Sunday, May 17, 2009

Fallkniven F1 Maintenance Day

Well, I've done it. I chipped my F1 yesterday while using the wrong tool for the job.

So, today I'm removing metal with a coarse stone and then I'll get it sharp again. The dings aren't terrible but they're right in the middle of the straight part of the blade and cutting will go much smoother if I remove them rather than just sharpen over them.

I'll admit that I enjoy spending some time working over my blade from time to time so this isn't a hardship. I just wish I hadn't forced myself to remove excess material when it didn't need to be that way.

Thanks for reading,

EDIT: This whole project has only taken maybe 10 minutes and the knife is as good as new--with a few little marks to remind me of the work this knife has done. (I said they were little dings.) :)



At 7:31 AM, Anonymous said...

I know how you feel, when a prized piece of gear becomes injured in some way. But I have found that over time that same gear develops a character of its own, the various nicks and dings and patches a mark of the owner. Through hard use the gear becomes more prized.

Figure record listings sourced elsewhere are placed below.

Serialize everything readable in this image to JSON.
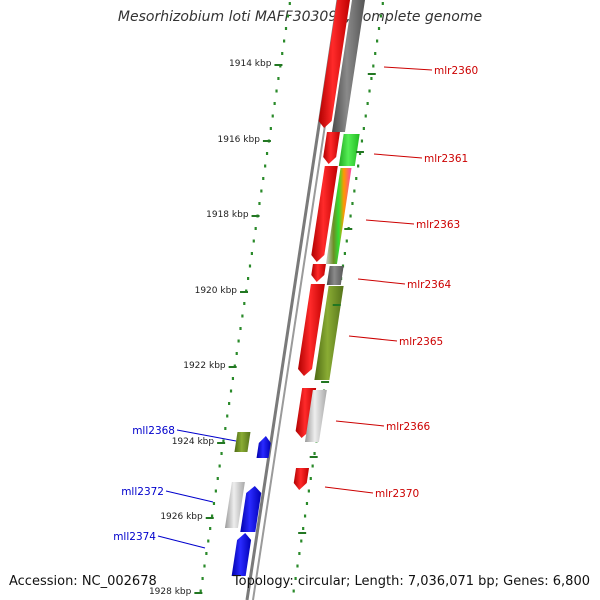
{
  "title": "Mesorhizobium loti MAFF303099, complete genome",
  "footer": {
    "accession": "Accession: NC_002678",
    "summary": "Topology: circular; Length: 7,036,071 bp; Genes: 6,800"
  },
  "colors": {
    "forward_label": "#cc0000",
    "reverse_label": "#0000cc",
    "backbone": "#808080",
    "kbp_tick": "#227722",
    "red_gene": "#ff0000",
    "gray_gene": "#6e6e6e",
    "green_gene": "#33dd33",
    "olive_gene": "#6b8e23",
    "light_gray_gene": "#cccccc",
    "blue_gene": "#0000ee",
    "pink_gene": "#ff44aa",
    "orange_gene": "#ff9900"
  },
  "kbp_labels": [
    "1914 kbp",
    "1916 kbp",
    "1918 kbp",
    "1920 kbp",
    "1922 kbp",
    "1924 kbp",
    "1926 kbp",
    "1928 kbp"
  ],
  "gene_labels": [
    {
      "name": "mlr2360",
      "strand": "forward"
    },
    {
      "name": "mlr2361",
      "strand": "forward"
    },
    {
      "name": "mlr2363",
      "strand": "forward"
    },
    {
      "name": "mlr2364",
      "strand": "forward"
    },
    {
      "name": "mlr2365",
      "strand": "forward"
    },
    {
      "name": "mlr2366",
      "strand": "forward"
    },
    {
      "name": "mlr2370",
      "strand": "forward"
    },
    {
      "name": "mll2368",
      "strand": "reverse"
    },
    {
      "name": "mll2372",
      "strand": "reverse"
    },
    {
      "name": "mll2374",
      "strand": "reverse"
    }
  ]
}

My axe comes to mind - it has been through some 25-years of hard use. Battered it is. But I would never trade it for a new one.

At 7:40 AM, Blogger American Bushman said...

You're absolutely right. It's just part of the routine that develops that connection.

Thanks for your comment,


At 11:43 AM, Anonymous George Hedgepeth said...

Only unused tools are pristine. If dings mean experience, not abuse, they are marks of honor!